To state that drug addiction is not the addicts fault, is akin to telling a child murderer that it is not their fault that they kill children. “Oh, you poor dear,” I can imagine a Casa Palmera psychiatrist stating, “You didn’t mean to kill little Jimmy, our evil society made you do it!” While socialization may take some blame for ones wrong behavior, the fact of the matter is, adults are responsible for their own actions, right or wrong.

Responsibility is what makes one an adult, and human. To take no responsibility for ones actions, means that one can kill, can rob, can live with no responsibility, and no accountability.

For Casa Palmera to suggest to the drug addict or alcoholic that it is not their fault that they are a drug addict or alcoholic, is foolish and wrong. Of course it is the addicts fault! One can blame mommy and daddy if one is under 18, and may have a good rationalization, but there has got to be a time when one becomes responsible for their own behavior and stops blaming their parents, their bad upbringing, their poverty, their neighborhood, and society or any god or devil. It is only when one take responsibility for right or wrong that one can be sane and can actually get better.

For to give power over our actions away to another force does not strengthen our will, it instead weakens us and makes us the blind effect of some outside circumstance or being. “Oh, he made me shoot up! He made me drink!” Spare me! While it is true that some are physically forced to do drugs, the vast majority of addicts are not forced. And while so called psychological pressure can exist (what some call peer pressure), a person needs to realize that if they are emotionally too weak to say no, it is their actions or lack thereof that got them there, not someone else’s.

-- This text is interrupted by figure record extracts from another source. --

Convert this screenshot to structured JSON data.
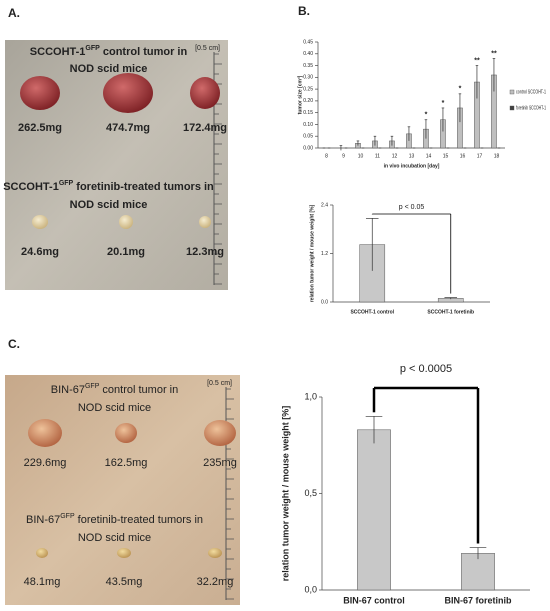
{
  "panel_b": "B.",
  "photos": [
    {
      "label": "A.",
      "scale": "[0.5 cm]",
      "groups": [
        {
          "line1": [
            "SCCOHT-1",
            "GFP",
            " control tumor in"
          ],
          "line2": "NOD scid mice",
          "weights": [
            "262.5mg",
            "474.7mg",
            "172.4mg"
          ]
        },
        {
          "line1": [
            "SCCOHT-1",
            "GFP",
            " foretinib-treated tumors in"
          ],
          "line2": "NOD scid mice",
          "weights": [
            "24.6mg",
            "20.1mg",
            "12.3mg"
          ]
        }
      ]
    },
    {
      "label": "C.",
      "scale": "[0.5 cm]",
      "groups": [
        {
          "line1": [
            "BIN-67",
            "GFP",
            " control tumor in"
          ],
          "line2": "NOD scid mice",
          "weights": [
            "229.6mg",
            "162.5mg",
            "235mg"
          ]
        },
        {
          "line1": [
            "BIN-67",
            "GFP",
            " foretinib-treated tumors in"
          ],
          "line2": "NOD scid mice",
          "weights": [
            "48.1mg",
            "43.5mg",
            "32.2mg"
          ]
        }
      ]
    }
  ],
  "chart_data": [
    {
      "type": "bar",
      "y_label": "tumor size [cm³]",
      "x_label": "in vivo incubation [day]",
      "categories": [
        "8",
        "9",
        "10",
        "11",
        "12",
        "13",
        "14",
        "15",
        "16",
        "17",
        "18"
      ],
      "series": [
        {
          "name": "control SCCOHT-1",
          "color": "#bfbfbf",
          "values": [
            0.0,
            0.0,
            0.02,
            0.03,
            0.03,
            0.06,
            0.08,
            0.12,
            0.17,
            0.28,
            0.31
          ],
          "errors": [
            0.0,
            0.01,
            0.01,
            0.02,
            0.02,
            0.03,
            0.04,
            0.05,
            0.06,
            0.07,
            0.07
          ]
        },
        {
          "name": "foretinib SCCOHT-1",
          "color": "#404040",
          "values": [
            0,
            0,
            0,
            0,
            0,
            0,
            0,
            0,
            0,
            0,
            0
          ],
          "errors": [
            0,
            0,
            0,
            0,
            0,
            0,
            0,
            0,
            0,
            0,
            0
          ]
        }
      ],
      "significance": [
        null,
        null,
        null,
        null,
        null,
        null,
        "*",
        "*",
        "*",
        "**",
        "**"
      ],
      "ylim": [
        0,
        0.45
      ],
      "yticks": [
        {
          "value": 0,
          "label": "0.00"
        },
        0.05,
        {
          "value": 0.1,
          "label": "0.10"
        },
        0.15,
        {
          "value": 0.2,
          "label": "0.20"
        },
        0.25,
        {
          "value": 0.3,
          "label": "0.30"
        },
        0.35,
        {
          "value": 0.4,
          "label": "0.40"
        },
        0.45
      ],
      "legend": "right"
    },
    {
      "type": "bar",
      "y_label": "relation tumor weight / mouse weight [%]",
      "annotation": "p < 0.05",
      "categories": [
        "SCCOHT-1 control",
        "SCCOHT-1 foretinib"
      ],
      "values": [
        1.42,
        0.09
      ],
      "errors": [
        0.65,
        0.02
      ],
      "color": "#c8c8c8",
      "ylim": [
        0,
        2.4
      ],
      "yticks": [
        {
          "value": 0,
          "label": "0.0"
        },
        1.2,
        2.4
      ]
    },
    {
      "type": "bar",
      "y_label": "relation tumor weight / mouse weight [%]",
      "annotation": "p < 0.0005",
      "categories": [
        "BIN-67 control",
        "BIN-67 foretinib"
      ],
      "values": [
        0.83,
        0.19
      ],
      "errors": [
        0.07,
        0.03
      ],
      "color": "#c8c8c8",
      "ylim": [
        0,
        1.0
      ],
      "yticks": [
        {
          "value": 0,
          "label": "0,0"
        },
        {
          "value": 0.5,
          "label": "0,5"
        },
        {
          "value": 1.0,
          "label": "1,0"
        }
      ]
    }
  ]
}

One can start with blaming ones parents, babysitter, foster home, friends, government, or the like, but eventually, one has got to get a grip on their own life and admit – “Yes, this is my fault. I did it, and I can stop it.” Playing mind games with apologist doctors that attempt to feed an addict more meds or absolve them of all responsibility like Casa Palmera is not the answer.

Only honesty with one self and the world will lead to mastering one’s mind and therefore mastering ones actions that they which to adopt or to cease, thus ceasing to abuse themselves or others.